Roger is right in that the user-generated web and projects like the JSTOR cannot co-exist indefinitely. But open standards always win out. And in the end it will be the web, not JSTOR, that remains. The web will do what JSTOR can never do in return: render it obsolete. While I would not match Roger's prediction of a scant ten years (though at the current rate of the net's accelerating growth, it might not be out of the question), in due course it will be the web that kills projects like JSTOR, not the other way 'round.
Roger's suggestions that the fat-cat publishers are going to endeavour to drive sites like his off the 'net is unrealistic. Even if Roger doesn't recognize the futility of such a gesture, publishing houses surely do. They don't have the RIAA (who is probably going to lose their first actual trial anyway) behind them. They cannot possibly hope to control access to such information, nor to prevent users from creating and providing it.
The web is going to become
more heavily integrated into our lives, more of a creative outlet, more of a source to both dispense and gain information, not less. And the presence of JSTOR isn't going to change that.

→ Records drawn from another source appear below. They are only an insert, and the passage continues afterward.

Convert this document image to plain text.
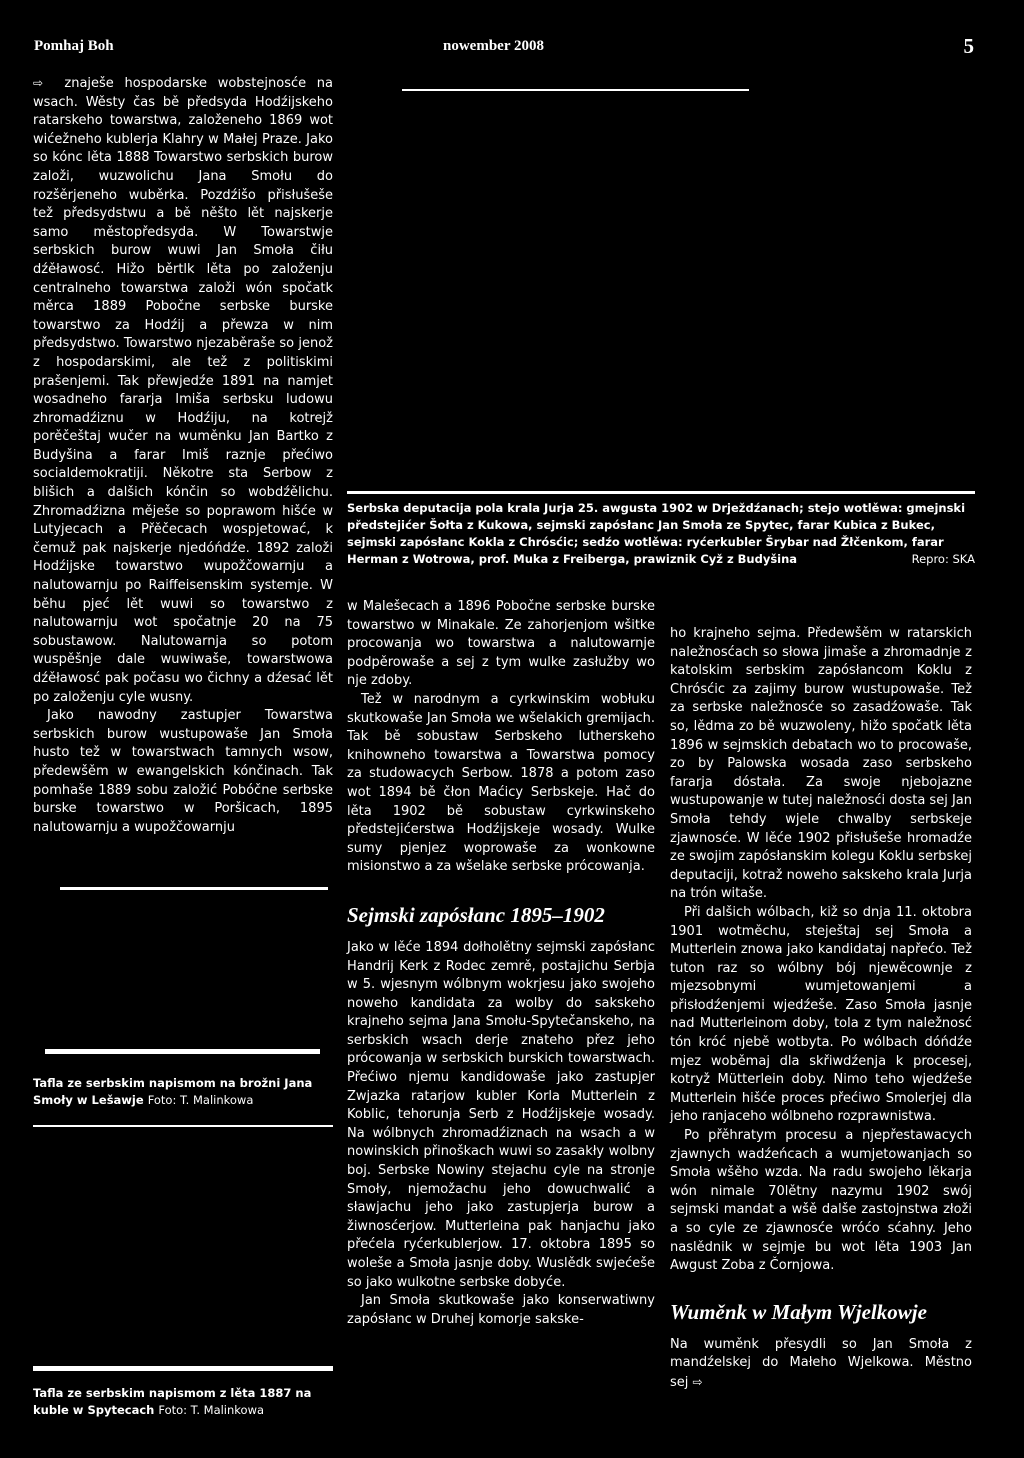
Pomhaj Boh	nowember 2008	5

⇨ znaješe hospodarske wobstejnosće na wsach. Wěsty čas bě předsyda Hodźijskeho ratarskeho towarstwa, založeneho 1869 wot wićežneho kublerja Klahry w Małej Praze. Jako so kónc lěta 1888 Towarstwo serbskich burow založi, wuzwolichu Jana Smołu do rozšěrjeneho wuběrka. Pozdźišo přisłušeše tež předsydstwu a bě něšto lět najskerje samo městopředsyda. W Towarstwje serbskich burow wuwi Jan Smoła čiłu dźěławosć. Hižo běrtlk lěta po založenju centralneho towarstwa založi wón spočatk měrca 1889 Pobočne serbske burske towarstwo za Hodźij a přewza w nim předsydstwo. Towarstwo njezaběraše so jenož z hospodarskimi, ale tež z politiskimi prašenjemi. Tak přewjedźe 1891 na namjet wosadneho fararja Imiša serbsku ludowu zhromadźiznu w Hodźiju, na kotrejž porěčeštaj wučer na wuměnku Jan Bartko z Budyšina a farar Imiš raznje přećiwo socialdemokratiji. Někotre sta Serbow z blišich a dalšich kónčin so wobdźělichu. Zhromadźizna měješe so poprawom hišće w Lutyjecach a Přěčecach wospjetować, k čemuž pak najskerje njedóńdźe. 1892 založi Hodźijske towarstwo wupožčowarnju a nalutowarnju po Raiffeisenskim systemje. W běhu pjeć lět wuwi so towarstwo z nalutowarnju wot spočatnje 20 na 75 sobustawow. Nalutowarnja so potom wuspěšnje dale wuwiwaše, towarstwowa dźěławosć pak počasu wo čichny a dźesać lět po založenju cyle wusny.

Jako nawodny zastupjer Towarstwa serbskich burow wustupowaše Jan Smoła husto tež w towarstwach tamnych wsow, předewšěm w ewangelskich kónčinach. Tak pomhaše 1889 sobu založić Pobóčne serbske burske towarstwo w Poršicach, 1895 nalutowarnju a wupožčowarnju

Serbska deputacija pola krala Jurja 25. awgusta 1902 w Drježdźanach; stejo wotlěwa: gmejnski předstejićer Šołta z Kukowa, sejmski zapósłanc Jan Smoła ze Spytec, farar Kubica z Bukec, sejmski zapósłanc Kokla z Chrósćic; sedźo wotlěwa: ryćerkubler Šrybar nad Žłčenkom, farar Herman z Wotrowa, prof. Muka z Freiberga, prawiznik Cyž z Budyšina	Repro: SKA
Tafla ze serbskim napismom na brožni Jana Smoły w Lešawje Foto: T. Malinkowa
Tafla ze serbskim napismom z lěta 1887 na kuble w Spytecach Foto: T. Malinkowa

w Malešecach a 1896 Pobočne serbske burske towarstwo w Minakale. Ze zahorjenjom wšitke procowanja wo towarstwa a nalutowarnje podpěrowaše a sej z tym wulke zasłužby wo nje zdoby.

Tež w narodnym a cyrkwinskim wobłuku skutkowaše Jan Smoła we wšelakich gremijach. Tak bě sobustaw Serbskeho lutherskeho knihowneho towarstwa a Towarstwa pomocy za studowacych Serbow. 1878 a potom zaso wot 1894 bě čłon Maćicy Serbskeje. Hač do lěta 1902 bě sobustaw cyrkwinskeho předstejićerstwa Hodźijskeje wosady. Wulke sumy pjenjez woprowaše za wonkowne misionstwo a za wšelake serbske prócowanja.

Sejmski zapósłanc 1895–1902

Jako w lěće 1894 dołholětny sejmski zapósłanc Handrij Kerk z Rodec zemrě, postajichu Serbja w 5. wjesnym wólbnym wokrjesu jako swojeho noweho kandidata za wolby do sakskeho krajneho sejma Jana Smołu-Spytečanskeho, na serbskich wsach derje znateho přez jeho prócowanja w serbskich burskich towarstwach. Přećiwo njemu kandidowaše jako zastupjer Zwjazka ratarjow kubler Korla Mutterlein z Koblic, tehorunja Serb z Hodźijskeje wosady. Na wólbnych zhromadźiznach na wsach a w nowinskich přinoškach wuwi so zasakły wolbny boj. Serbske Nowiny stejachu cyle na stronje Smoły, njemožachu jeho dowuchwalić a sławjachu jeho jako zastupjerja burow a žiwnosćerjow. Mutterleina pak hanjachu jako přećela ryćerkublerjow. 17. oktobra 1895 so woleše a Smoła jasnje doby. Wuslědk swjećeše so jako wulkotne serbske dobyće.

Jan Smoła skutkowaše jako konserwatiwny zapósłanc w Druhej komorje sakske-

ho krajneho sejma. Předewšěm w ratarskich naležnosćach so słowa jimaše a zhromadnje z katolskim serbskim zapósłancom Koklu z Chrósćic za zajimy burow wustupowaše. Tež za serbske naležnosće so zasadźowaše. Tak so, lědma zo bě wuzwoleny, hižo spočatk lěta 1896 w sejmskich debatach wo to procowaše, zo by Palowska wosada zaso serbskeho fararja dóstała. Za swoje njebojazne wustupowanje w tutej naležnosći dosta sej Jan Smoła tehdy wjele chwalby serbskeje zjawnosće. W lěće 1902 přisłušeše hromadźe ze swojim zapósłanskim kolegu Koklu serbskej deputaciji, kotraž noweho sakskeho krala Jurja na trón witaše.

Při dalšich wólbach, kiž so dnja 11. oktobra 1901 wotměchu, steještaj sej Smoła a Mutterlein znowa jako kandidataj napřećo. Tež tuton raz so wólbny bój njewěcownje z mjezsobnymi wumjetowanjemi a přisłodźenjemi wjedźeše. Zaso Smoła jasnje nad Mutterleinom doby, tola z tym naležnosć tón króć njebě wotbyta. Po wólbach dóńdźe mjez woběmaj dla skřiwdźenja k procesej, kotryž Mütterlein doby. Nimo teho wjedźeše Mutterlein hišće proces přećiwo Smolerjej dla jeho ranjaceho wólbneho rozprawnistwa.

Po přěhratym procesu a njepřestawacych zjawnych wadźeńcach a wumjetowanjach so Smoła wšěho wzda. Na radu swojeho lěkarja wón nimale 70lětny nazymu 1902 swój sejmski mandat a wšě dalše zastojnstwa złoži a so cyle ze zjawnosće wróćo sćahny. Jeho naslědnik w sejmje bu wot lěta 1903 Jan Awgust Zoba z Čornjowa.

Wuměnk w Małym Wjelkowje

Na wuměnk přesydli so Jan Smoła z mandźelskej do Małeho Wjelkowa. Městno sej ⇨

As late as February of '95, pundits in such notable publications as Time and Newsweek were issuing the same sort of negative predictions Roger is now (the 'net will never succeed commercially, users will never create enough of their own content to make it worthwhile). Like Roger, they were all wrong.
Updated to AddJust to add a bit above, in light of further consideration of Roger's comparison to iTunes in the comments, which is, in fact, quite useful here.
iTunes, in time, will also pass. It's simply an effort to adapt to the digital age. But it's ultimately a change in method of distribution. That's all well and good, but has nothing to do with why the web succeeds as it does.
The principle behind the distribution of content--all media content--is that consumers will not create their own. And it is this that was the unexpected discovery of the web: Given the resources and the audience, people will create content in abundance. It is not the method of distribution that is challenged, it is the entire model.
The collapse of traditional media will, of course, take time. But how fundamentally altered it has already been--again, it's only been a decade--attests to the fact that it will collapse.
A useful point is provided by Tim O'Reilly (of the O'Reilly computer books), who is probably the closest thing to a prophet of the digital age on the planet. When asked what he looks for to identify what will be a successful trend (something he's able to do with alarming frequency), he asks but one question: What are they doing to harness the intelligence of their users?
JSTOR is doing nothing. It's a useful resource, to be sure. But it's one that will facillitate the content that will ultimate destroy it. People will use resources like JSTOR to create more content for the web. This is an unequivocal and observable fact--it already happens.
What they won't do is use JSTOR to replace that content. It is simply another resource for the consumer to become the provider.